Pavement engineering is a branch of civil engineering that uses engineering techniques to design and maintain flexible (asphalt) and rigid (concrete) pavements. This includes streets and highways and involves knowledge of soils, hydraulics, and material properties. Pavement engineering involves new construction as well as rehabilitation and maintenance of existing pavements. Maintenance often involves using engineering judgment to make maintenance repairs with the highest long-term benefit and lowest cost. The Pavement Condition Index (PCI) is an example of an engineering approach applied to existing pavements. Another example is the use of a falling weight deflectometer (FWD) to non-destructively test existing pavements. Calculation of pavement layer strengths can be performed from the resulting deflection data. The two methods – empirical or mechanistic is used to determine pavement layer thicknesses.
Types of Pavements
There are two types of pavements based on design considerations i.e.
· flexible pavement
· rigid pavement.
Difference between flexible and rigid pavements is based on the manner in which the loads are distributed to the subgrade. Before we differentiate between flexible pavements and rigid pavements, it is better to first know about them. Details of these two are presented below:
Flexible Pavements:
Flexible pavement can be defined as the one consisting of a mixture of asphaltic or bituminous material and aggregates placed on a bed of compacted granular material of appropriate quality in layers over the subgrade. Water bound macadam roads and stabilized soil roads with or without asphaltic toppings are examples of flexible pavements. The design of flexible pavement is based on the principle that for a load of any magnitude, the intensity of a load diminishes as the load is transmitted downwards from the surface by virtue of spreading over an increasingly larger area, by carrying it deep enough into the ground through successive layers of granular material.
Fig: Flexible Pavement Cross-section
Thus for flexible pavement, there can be grading in the quality of materials used, the materials with high degree of strength is used at or near the surface. Thus the strength of subgrade primarily influences the thickness of the flexible pavement.
Rigid Pavements:
A rigid pavement is constructed from cement concrete or reinforced concrete slabs. Grouted concrete roads are in the category of semi-rigid pavements. The design of rigid pavement is based on providing a structural cement concrete slab of sufficient strength to resists the loads from traffic. The rigid pavement has rigidity and high modulus of elasticity to distribute the load over a relatively wide area of soil.
Minor variations in subgrade strength have little influence on the structural capacity of a rigid pavement. In the design of a rigid pavement, the flexural strength of concrete is the major factor and not the strength of subgrade. Due to this property of pavement, when the subgrade deflects beneath the rigid pavement, the concrete slab is able to bridge over the localized failures and areas of inadequate support from subgrade because of slab action.
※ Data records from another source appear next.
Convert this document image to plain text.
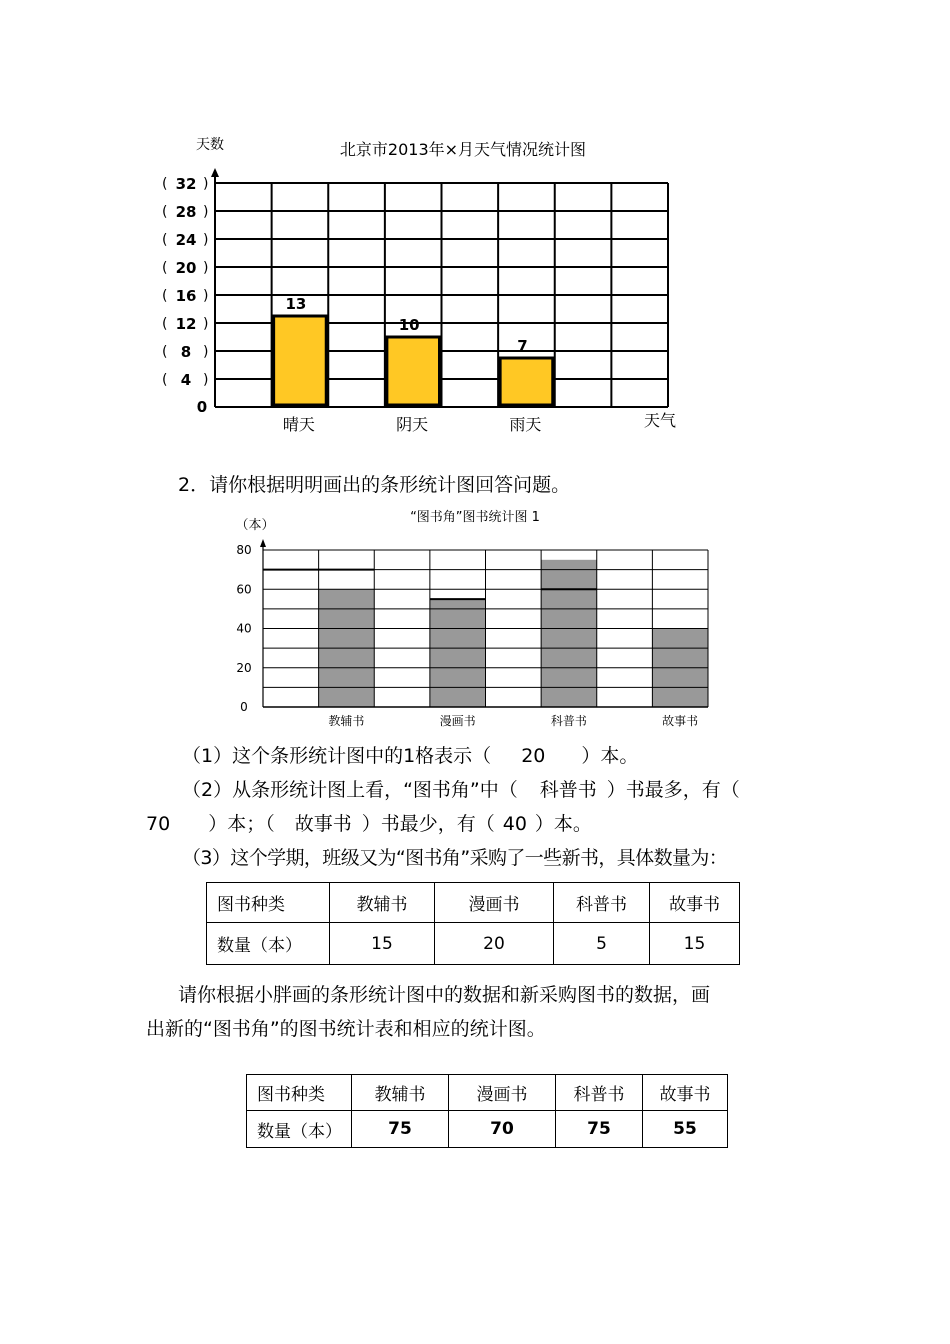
北京市2013年×月天气情况统计图
天数
( 32 )
( 28 )
( 24 )
( 20 )
( 16 )
( 12 )
( 8 )
( 4 )
13
10
7
晴天	阴天	雨天
0
天气
2．请你根据明明画出的条形统计图回答问题。
“图书角”图书统计图 1
（本）
80
60
40
20
0
教辅书	漫画书	科普书	故事书
（1）这个条形统计图中的1格表示（ 20 ）本。
（2）从条形统计图上看，“图书角”中（ 科普书 ）书最多，有（
70 ）本；（ 故事书 ）书最少，有（ 40 ）本。
（3）这个学期，班级又为“图书角”采购了一些新书，具体数量为：
图书种类	教辅书	漫画书	科普书	故事书
数量（本）	15	20	5	15
请你根据小胖画的条形统计图中的数据和新采购图书的数据，画
出新的“图书角”的图书统计表和相应的统计图。
图书种类	教辅书	漫画书	科普书	故事书
数量（本）	75	70	75	55
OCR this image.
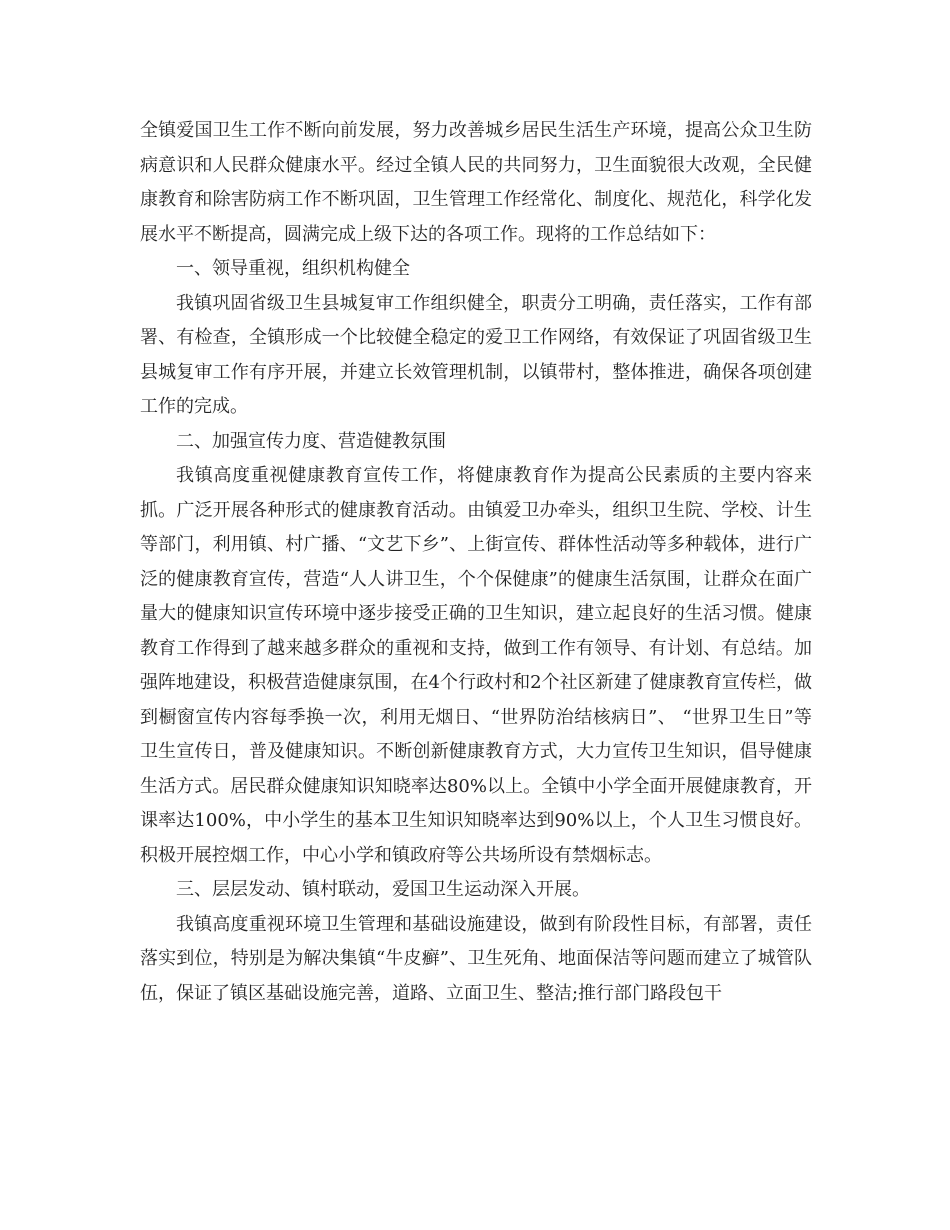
全镇爱国卫生工作不断向前发展，努力改善城乡居民生活生产环境，提高公众卫生防病意识和人民群众健康水平。经过全镇人民的共同努力，卫生面貌很大改观，全民健康教育和除害防病工作不断巩固，卫生管理工作经常化、制度化、规范化，科学化发展水平不断提高，圆满完成上级下达的各项工作。现将的工作总结如下：

一、领导重视，组织机构健全

我镇巩固省级卫生县城复审工作组织健全，职责分工明确，责任落实，工作有部署、有检查，全镇形成一个比较健全稳定的爱卫工作网络，有效保证了巩固省级卫生县城复审工作有序开展，并建立长效管理机制，以镇带村，整体推进，确保各项创建工作的完成。

二、加强宣传力度、营造健教氛围

我镇高度重视健康教育宣传工作，将健康教育作为提高公民素质的主要内容来抓。广泛开展各种形式的健康教育活动。由镇爱卫办牵头，组织卫生院、学校、计生等部门，利用镇、村广播、“文艺下乡”、上街宣传、群体性活动等多种载体，进行广泛的健康教育宣传，营造“人人讲卫生，个个保健康”的健康生活氛围，让群众在面广量大的健康知识宣传环境中逐步接受正确的卫生知识，建立起良好的生活习惯。健康教育工作得到了越来越多群众的重视和支持，做到工作有领导、有计划、有总结。加强阵地建设，积极营造健康氛围，在4个行政村和2个社区新建了健康教育宣传栏，做到橱窗宣传内容每季换一次，利用无烟日、“世界防治结核病日”、 “世界卫生日”等卫生宣传日，普及健康知识。不断创新健康教育方式，大力宣传卫生知识，倡导健康生活方式。居民群众健康知识知晓率达80%以上。全镇中小学全面开展健康教育，开课率达100%，中小学生的基本卫生知识知晓率达到90%以上，个人卫生习惯良好。积极开展控烟工作，中心小学和镇政府等公共场所设有禁烟标志。

三、层层发动、镇村联动，爱国卫生运动深入开展。

我镇高度重视环境卫生管理和基础设施建设，做到有阶段性目标，有部署，责任落实到位，特别是为解决集镇“牛皮癣”、卫生死角、地面保洁等问题而建立了城管队伍，保证了镇区基础设施完善，道路、立面卫生、整洁;推行部门路段包干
Difference between Flexible Pavements and Rigid Pavements
Sl. No. | Flexible Pavement | Rigid Pavement |
1. | It consists of a series of layers with the highest quality materials at or near the surface of pavement. | It consists of one layer Portland cement concrete slab or relatively high flexural strength. |
2. | It reflects the deformations of subgrade and subsequent layers on the surface. | It is able to bridge over localized failures and area of inadequate support. |
3. | Its stability depends upon the aggregate interlock, particle friction and cohesion. | Its structural strength is provided by the pavement slab itself by its beam action. |
4. | Pavement design is greatly influenced by the subgrade strength. | Flexural strength of concrete is a major factor for design. |
5. | It functions by a way of load distribution through the component layers | It distributes load over a wide area of subgrade because of its rigidity and high modulus of elasticity. |
6. | Temperature variations due to change in atmospheric conditions do not produce stresses in flexible pavements. | Temperature changes induce heavy stresses in rigid pavements. |
7. | Flexible pavements have self healing properties due to heavier wheel loads are recoverable due to some extent. | Any excessive deformations occurring due to heavier wheel loads are not recoverable, i.e. settlements are permanent. |